The number of people out of work climbed a seasonally adjusted 12,000 to 2.92 million in September, the Nuremberg-based Federal Labor Agency said today.
Economists forecast a decline of 2,000, according to the median of 27 estimates in a Bloomberg News survey. The adjusted jobless rate was unchanged at 6.7 percent, the lowest level in more than two decades.
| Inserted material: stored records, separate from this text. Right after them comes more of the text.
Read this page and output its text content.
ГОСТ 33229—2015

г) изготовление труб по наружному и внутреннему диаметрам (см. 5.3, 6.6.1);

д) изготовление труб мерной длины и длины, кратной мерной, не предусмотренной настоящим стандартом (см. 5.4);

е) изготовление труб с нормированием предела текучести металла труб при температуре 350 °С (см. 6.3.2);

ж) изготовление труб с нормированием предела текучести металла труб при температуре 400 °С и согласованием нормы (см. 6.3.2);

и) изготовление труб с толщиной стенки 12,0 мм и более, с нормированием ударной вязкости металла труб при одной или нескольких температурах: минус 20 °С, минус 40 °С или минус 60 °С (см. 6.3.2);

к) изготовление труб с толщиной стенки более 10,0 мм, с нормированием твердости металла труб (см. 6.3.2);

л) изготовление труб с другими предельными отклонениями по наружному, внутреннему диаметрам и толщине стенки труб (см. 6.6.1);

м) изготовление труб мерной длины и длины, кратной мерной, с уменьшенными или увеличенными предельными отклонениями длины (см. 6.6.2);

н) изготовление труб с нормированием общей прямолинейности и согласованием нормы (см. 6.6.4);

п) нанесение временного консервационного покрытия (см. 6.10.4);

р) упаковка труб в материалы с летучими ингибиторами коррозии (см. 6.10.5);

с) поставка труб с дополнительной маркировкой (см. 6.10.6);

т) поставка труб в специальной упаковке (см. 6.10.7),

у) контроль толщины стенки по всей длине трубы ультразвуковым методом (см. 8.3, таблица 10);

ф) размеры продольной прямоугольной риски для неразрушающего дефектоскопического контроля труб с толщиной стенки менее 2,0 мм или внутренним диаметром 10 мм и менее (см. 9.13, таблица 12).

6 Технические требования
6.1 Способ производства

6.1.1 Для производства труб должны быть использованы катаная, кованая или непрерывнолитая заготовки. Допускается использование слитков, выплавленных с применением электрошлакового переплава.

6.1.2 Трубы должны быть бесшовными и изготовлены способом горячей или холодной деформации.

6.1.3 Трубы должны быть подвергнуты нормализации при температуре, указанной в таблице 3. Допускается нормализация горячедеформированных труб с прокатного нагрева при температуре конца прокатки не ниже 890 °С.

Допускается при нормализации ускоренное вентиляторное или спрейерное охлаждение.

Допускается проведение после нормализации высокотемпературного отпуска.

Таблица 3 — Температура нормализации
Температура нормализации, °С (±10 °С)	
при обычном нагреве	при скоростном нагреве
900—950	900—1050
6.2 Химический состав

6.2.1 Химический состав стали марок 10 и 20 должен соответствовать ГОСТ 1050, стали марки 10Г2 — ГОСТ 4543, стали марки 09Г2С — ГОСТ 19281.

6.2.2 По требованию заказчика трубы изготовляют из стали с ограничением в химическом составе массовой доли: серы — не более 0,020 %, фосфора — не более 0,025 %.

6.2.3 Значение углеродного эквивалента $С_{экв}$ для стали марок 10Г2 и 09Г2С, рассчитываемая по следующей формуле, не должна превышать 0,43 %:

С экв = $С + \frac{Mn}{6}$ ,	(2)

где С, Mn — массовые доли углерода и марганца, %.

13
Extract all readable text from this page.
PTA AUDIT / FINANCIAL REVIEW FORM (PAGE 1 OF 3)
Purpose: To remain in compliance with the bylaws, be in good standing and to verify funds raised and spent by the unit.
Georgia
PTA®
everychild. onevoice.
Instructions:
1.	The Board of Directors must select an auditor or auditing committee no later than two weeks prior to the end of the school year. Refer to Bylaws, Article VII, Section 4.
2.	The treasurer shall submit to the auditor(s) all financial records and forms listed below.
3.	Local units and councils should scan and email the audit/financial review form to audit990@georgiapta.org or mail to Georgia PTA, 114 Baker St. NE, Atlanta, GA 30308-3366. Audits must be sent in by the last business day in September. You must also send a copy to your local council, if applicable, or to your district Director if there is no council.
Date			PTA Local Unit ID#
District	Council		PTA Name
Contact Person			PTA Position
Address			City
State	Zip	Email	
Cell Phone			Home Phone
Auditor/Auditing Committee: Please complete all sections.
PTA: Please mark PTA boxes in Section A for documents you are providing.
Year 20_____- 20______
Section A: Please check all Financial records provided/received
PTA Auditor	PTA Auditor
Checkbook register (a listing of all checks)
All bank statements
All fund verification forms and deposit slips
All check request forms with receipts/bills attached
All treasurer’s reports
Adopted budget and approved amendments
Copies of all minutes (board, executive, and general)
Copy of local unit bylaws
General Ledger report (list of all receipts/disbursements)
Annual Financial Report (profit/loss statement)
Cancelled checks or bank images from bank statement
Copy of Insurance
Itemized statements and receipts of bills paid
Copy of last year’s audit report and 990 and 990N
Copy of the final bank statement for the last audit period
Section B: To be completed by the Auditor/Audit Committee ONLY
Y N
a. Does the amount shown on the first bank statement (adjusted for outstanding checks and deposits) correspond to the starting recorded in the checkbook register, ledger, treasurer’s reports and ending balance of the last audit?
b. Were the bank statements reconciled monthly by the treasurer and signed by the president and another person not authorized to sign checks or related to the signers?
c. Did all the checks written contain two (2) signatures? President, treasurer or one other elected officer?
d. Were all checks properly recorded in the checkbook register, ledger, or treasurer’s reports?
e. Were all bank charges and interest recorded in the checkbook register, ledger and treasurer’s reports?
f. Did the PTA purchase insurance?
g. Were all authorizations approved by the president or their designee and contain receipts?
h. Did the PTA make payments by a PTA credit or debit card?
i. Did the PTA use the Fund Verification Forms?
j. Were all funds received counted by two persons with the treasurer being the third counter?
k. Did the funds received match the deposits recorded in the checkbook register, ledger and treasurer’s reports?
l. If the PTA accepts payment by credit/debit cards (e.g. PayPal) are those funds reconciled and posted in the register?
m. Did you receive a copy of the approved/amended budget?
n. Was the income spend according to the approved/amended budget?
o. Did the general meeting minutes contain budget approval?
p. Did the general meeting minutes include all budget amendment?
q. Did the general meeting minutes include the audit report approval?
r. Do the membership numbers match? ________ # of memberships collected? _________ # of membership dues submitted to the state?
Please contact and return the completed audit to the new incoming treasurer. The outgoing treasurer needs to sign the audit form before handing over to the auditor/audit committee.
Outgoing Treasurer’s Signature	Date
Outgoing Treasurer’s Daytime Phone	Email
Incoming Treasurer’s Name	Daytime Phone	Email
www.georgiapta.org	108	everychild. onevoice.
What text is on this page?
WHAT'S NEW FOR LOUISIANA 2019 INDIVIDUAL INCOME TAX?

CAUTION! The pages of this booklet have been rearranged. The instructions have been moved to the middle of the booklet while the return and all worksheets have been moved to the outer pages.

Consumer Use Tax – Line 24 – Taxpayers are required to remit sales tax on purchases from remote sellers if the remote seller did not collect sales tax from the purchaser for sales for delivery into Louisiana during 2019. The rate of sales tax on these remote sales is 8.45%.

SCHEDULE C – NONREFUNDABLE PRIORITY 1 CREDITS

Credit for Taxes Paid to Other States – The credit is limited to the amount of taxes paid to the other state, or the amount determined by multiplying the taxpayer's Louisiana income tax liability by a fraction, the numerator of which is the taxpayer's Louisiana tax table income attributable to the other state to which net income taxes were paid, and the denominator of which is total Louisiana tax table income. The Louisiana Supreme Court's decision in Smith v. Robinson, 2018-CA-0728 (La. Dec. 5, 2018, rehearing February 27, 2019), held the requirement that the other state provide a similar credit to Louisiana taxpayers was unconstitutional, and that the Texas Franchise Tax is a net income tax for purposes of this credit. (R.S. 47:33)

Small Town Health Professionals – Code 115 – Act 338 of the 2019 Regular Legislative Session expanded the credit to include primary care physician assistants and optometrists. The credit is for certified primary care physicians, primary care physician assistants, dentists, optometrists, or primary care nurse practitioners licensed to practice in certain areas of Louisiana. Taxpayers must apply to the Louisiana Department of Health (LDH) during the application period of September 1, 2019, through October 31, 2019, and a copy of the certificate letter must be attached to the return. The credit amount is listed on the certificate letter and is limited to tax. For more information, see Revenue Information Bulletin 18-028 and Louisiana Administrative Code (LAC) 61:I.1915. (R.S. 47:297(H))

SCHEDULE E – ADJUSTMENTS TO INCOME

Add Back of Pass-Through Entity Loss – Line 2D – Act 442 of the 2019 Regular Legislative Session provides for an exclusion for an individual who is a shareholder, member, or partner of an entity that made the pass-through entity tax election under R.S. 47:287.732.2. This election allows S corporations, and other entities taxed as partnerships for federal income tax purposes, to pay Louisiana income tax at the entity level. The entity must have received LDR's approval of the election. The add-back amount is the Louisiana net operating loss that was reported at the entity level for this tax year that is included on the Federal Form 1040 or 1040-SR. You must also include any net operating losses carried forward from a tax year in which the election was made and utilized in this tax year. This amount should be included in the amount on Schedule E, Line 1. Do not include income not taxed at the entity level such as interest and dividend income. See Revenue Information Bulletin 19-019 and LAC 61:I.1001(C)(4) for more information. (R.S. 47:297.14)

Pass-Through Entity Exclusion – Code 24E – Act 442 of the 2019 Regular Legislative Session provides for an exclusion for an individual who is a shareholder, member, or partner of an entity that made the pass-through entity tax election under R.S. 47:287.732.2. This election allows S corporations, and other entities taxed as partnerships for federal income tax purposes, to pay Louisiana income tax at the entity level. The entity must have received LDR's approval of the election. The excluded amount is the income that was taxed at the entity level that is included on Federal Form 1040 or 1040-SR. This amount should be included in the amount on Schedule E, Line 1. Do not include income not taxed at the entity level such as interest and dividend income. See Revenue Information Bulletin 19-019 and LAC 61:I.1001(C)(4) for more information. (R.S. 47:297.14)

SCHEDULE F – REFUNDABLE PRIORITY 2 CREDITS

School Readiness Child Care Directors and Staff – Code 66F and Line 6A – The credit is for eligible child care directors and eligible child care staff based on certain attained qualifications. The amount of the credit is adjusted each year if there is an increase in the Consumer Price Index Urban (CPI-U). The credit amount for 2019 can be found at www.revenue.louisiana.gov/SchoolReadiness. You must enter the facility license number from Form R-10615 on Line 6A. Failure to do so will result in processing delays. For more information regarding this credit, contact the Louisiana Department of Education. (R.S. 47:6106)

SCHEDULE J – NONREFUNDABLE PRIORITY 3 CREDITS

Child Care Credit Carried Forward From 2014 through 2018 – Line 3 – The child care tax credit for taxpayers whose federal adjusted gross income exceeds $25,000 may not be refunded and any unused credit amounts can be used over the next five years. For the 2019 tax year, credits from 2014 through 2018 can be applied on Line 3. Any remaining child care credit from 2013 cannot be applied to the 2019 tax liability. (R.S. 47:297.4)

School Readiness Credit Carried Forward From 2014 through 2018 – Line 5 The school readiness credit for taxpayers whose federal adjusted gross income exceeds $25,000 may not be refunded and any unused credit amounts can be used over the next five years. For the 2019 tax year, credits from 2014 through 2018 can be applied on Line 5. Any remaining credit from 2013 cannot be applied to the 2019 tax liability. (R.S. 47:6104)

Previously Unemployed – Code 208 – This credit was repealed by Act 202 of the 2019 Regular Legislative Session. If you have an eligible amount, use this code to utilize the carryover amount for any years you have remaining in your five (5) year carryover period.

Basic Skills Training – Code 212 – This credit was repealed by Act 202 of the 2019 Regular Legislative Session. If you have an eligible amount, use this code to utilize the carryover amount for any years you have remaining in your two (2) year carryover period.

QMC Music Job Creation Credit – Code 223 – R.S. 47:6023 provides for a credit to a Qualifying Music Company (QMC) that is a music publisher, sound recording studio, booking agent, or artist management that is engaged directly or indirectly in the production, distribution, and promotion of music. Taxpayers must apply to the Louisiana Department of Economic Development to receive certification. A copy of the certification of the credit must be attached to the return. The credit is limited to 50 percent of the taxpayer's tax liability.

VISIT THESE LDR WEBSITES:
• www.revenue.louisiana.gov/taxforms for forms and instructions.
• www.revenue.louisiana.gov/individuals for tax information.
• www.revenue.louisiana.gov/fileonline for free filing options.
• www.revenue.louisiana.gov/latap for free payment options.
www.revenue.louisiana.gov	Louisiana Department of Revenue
The German economy, Europe’s largest, contracted in the second quarter and the strength of its rebound is key to reviving growth and inflation in the 18-nation euro area. Data today showed inflation in the currency bloc running at the weakest pace in almost five years and unemployment holding near a record high.
“The current economic slowdown caused by the Ukrainian crisis and other geopolitical risks is likely to cool the labor market temporarily,” said Christian Schulz, senior economist at Berenberg Bank in London. Even so, “the pool of unemployed has shrunk to a level where companies find it hard to find the required qualifications and thus have to resort to hiring from the reserves or from abroad,” he said.
The number of people out of work rose by about 13,000 in western Germany and was little changed in the east, today’s report showed. Unadjusted figures showed a drop in joblessness.
The outlook remains clouded by risks to trade flows from the crisis in eastern Europe and a stalling euro-area recovery. The European Union and U.S. have escalated sanctions against Russia, citing its support of separatists in Ukraine, and Russia has retaliated with restrictions of its own.
The Ifo index of business confidence in Germany fell this month to the lowest level since April 2013, while the ZEW gauge of investor sentiment was the weakest in almost two years.
Medical company Boehringer Ingelheim GmbH wants to cut 1,000 jobs in Germany in a bid to bring staffing to the level it had in 2013, Frankfurter Allgemeine Zeitung reported this month. Deutsche Telekom AG, Germany’s largest phone company, will dismiss hundreds of people, according to Manager Magazin.
German unemployment still contrasts with near-record levels in the rest of the euro area. Joblessness in the currency bloc held at 11.5 percent in August, the EU’s statistics office in Luxembourg said today. Euro-area inflation slowed to 0.3 percent this month from a year earlier, the weakest pace since October 2009, Eurostat also said.
European Central Bank President Mario Draghi will this week announce details of a plan to buy asset-backed securities and covered bonds as he strives to boost consumer prices in the currency bloc. The program is the latest in a series of actions including cutting interest rates to record lows and offering cheap long-term loans to banks.
The ECB’s 24-member Governing Council meets on Oct. 2 in Naples, Italy. Policy makers will probably leave interest rates unchanged.